A Zip archive from GZip files

Sep 24, 2025

Ever had to write an endpoint for compressing several user-selected files and returning them as a single archive ? If you have, you've probably grappled with the various trade-offs: how to make this endpoint not use too much memory, how to avoid paying the compression cost everytime etc.
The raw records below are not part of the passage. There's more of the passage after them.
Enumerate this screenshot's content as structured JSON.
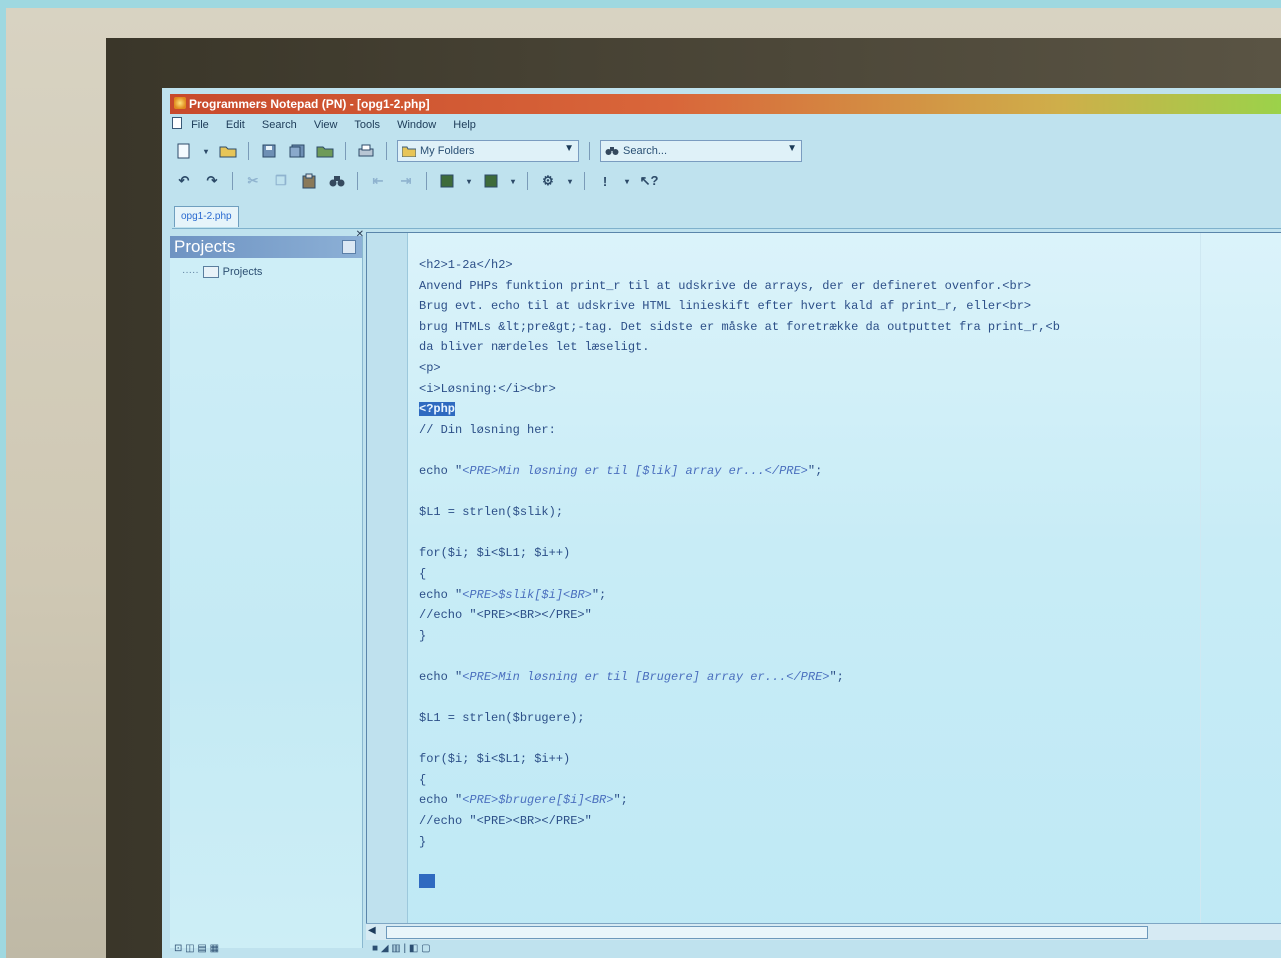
{
  "window": {
    "title": "Programmers Notepad (PN) - [opg1-2.php]"
  },
  "menu": {
    "items": [
      "File",
      "Edit",
      "Search",
      "View",
      "Tools",
      "Window",
      "Help"
    ]
  },
  "toolbar": {
    "folders_combo": "My Folders",
    "search_combo": "Search..."
  },
  "tabs": [
    {
      "label": "opg1-2.php",
      "active": true
    }
  ],
  "projects_panel": {
    "title": "Projects",
    "tree_root": "Projects"
  },
  "editor": {
    "lines": [
      [
        {
          "t": "<h2>1-2a</h2>"
        }
      ],
      [
        {
          "t": "Anvend PHPs funktion print_r til at udskrive de arrays, der er defineret ovenfor.<br>"
        }
      ],
      [
        {
          "t": "Brug evt. echo til at udskrive HTML linieskift efter hvert kald af print_r, eller<br>"
        }
      ],
      [
        {
          "t": "brug HTMLs &lt;pre&gt;-tag. Det sidste er måske at foretrække da outputtet fra print_r,<b"
        }
      ],
      [
        {
          "t": "da bliver nærdeles let læseligt."
        }
      ],
      [
        {
          "t": "<p>"
        }
      ],
      [
        {
          "t": "<i>Løsning:</i><br>"
        }
      ],
      [
        {
          "t": "<?php",
          "c": "php"
        }
      ],
      [
        {
          "t": "// Din løsning her:"
        }
      ],
      [
        {
          "t": ""
        }
      ],
      [
        {
          "t": "echo \""
        },
        {
          "t": "<PRE>Min løsning er til [$lik] array er...</PRE>",
          "c": "str"
        },
        {
          "t": "\";"
        }
      ],
      [
        {
          "t": ""
        }
      ],
      [
        {
          "t": "$L1 = strlen($slik);"
        }
      ],
      [
        {
          "t": ""
        }
      ],
      [
        {
          "t": "for($i; $i<$L1; $i++)"
        }
      ],
      [
        {
          "t": "{"
        }
      ],
      [
        {
          "t": "echo \""
        },
        {
          "t": "<PRE>$slik[$i]<BR>",
          "c": "str"
        },
        {
          "t": "\";"
        }
      ],
      [
        {
          "t": "//echo \"<PRE><BR></PRE>\""
        }
      ],
      [
        {
          "t": "}"
        }
      ],
      [
        {
          "t": ""
        }
      ],
      [
        {
          "t": "echo \""
        },
        {
          "t": "<PRE>Min løsning er til [Brugere] array er...</PRE>",
          "c": "str"
        },
        {
          "t": "\";"
        }
      ],
      [
        {
          "t": ""
        }
      ],
      [
        {
          "t": "$L1 = strlen($brugere);"
        }
      ],
      [
        {
          "t": ""
        }
      ],
      [
        {
          "t": "for($i; $i<$L1; $i++)"
        }
      ],
      [
        {
          "t": "{"
        }
      ],
      [
        {
          "t": "echo \""
        },
        {
          "t": "<PRE>$brugere[$i]<BR>",
          "c": "str"
        },
        {
          "t": "\";"
        }
      ],
      [
        {
          "t": "//echo \"<PRE><BR></PRE>\""
        }
      ],
      [
        {
          "t": "}"
        }
      ],
      [
        {
          "t": ""
        }
      ],
      [
        {
          "t": "?>",
          "c": "caretline"
        }
      ]
    ]
  },
  "colors": {
    "titlebar_start": "#c84a2c",
    "titlebar_end": "#9bd24a",
    "editor_bg": "#c8ecf6",
    "code_text": "#2c4f88",
    "php_tag_highlight": "#2f6ac0"
  }
}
Here I want to share a neat trick, whereby we store several large files in GZip format somewhere (in a database for example), and if we need to retrieve several of them at once, we create a Zip archive on the fly without decompressing the Gzip files, but instead by extracting the compressed section of each GZip file and sticking it as-is in the Zip archive.

This allows:

  1. Paying the compression cost once at file insertion, and saving storage space in the database and on the wire between the DB and backend
  2. Sending individual gzip file with the Content-Encoding HTTP header set to gzip, causing it to be transferred compressed from the DB to the client without a decompression step, and be uncompressed transparently by the remote client
  3. Creating a Zip archive cheaply, as we only need to generate the header and footer, but not actually compress the files
  4. Stream all of this to the client, so we only need a constant amount of memory

How ?

This hinges on the realisation that the Zip archive format supports the ZIP_DEFLATE algorithm for individual files, and that this is effectively the same algorithm as the one in GZip. And since browsers natively support gzip as a Content-Encoding compression algorithm, we get all the benefits listed above.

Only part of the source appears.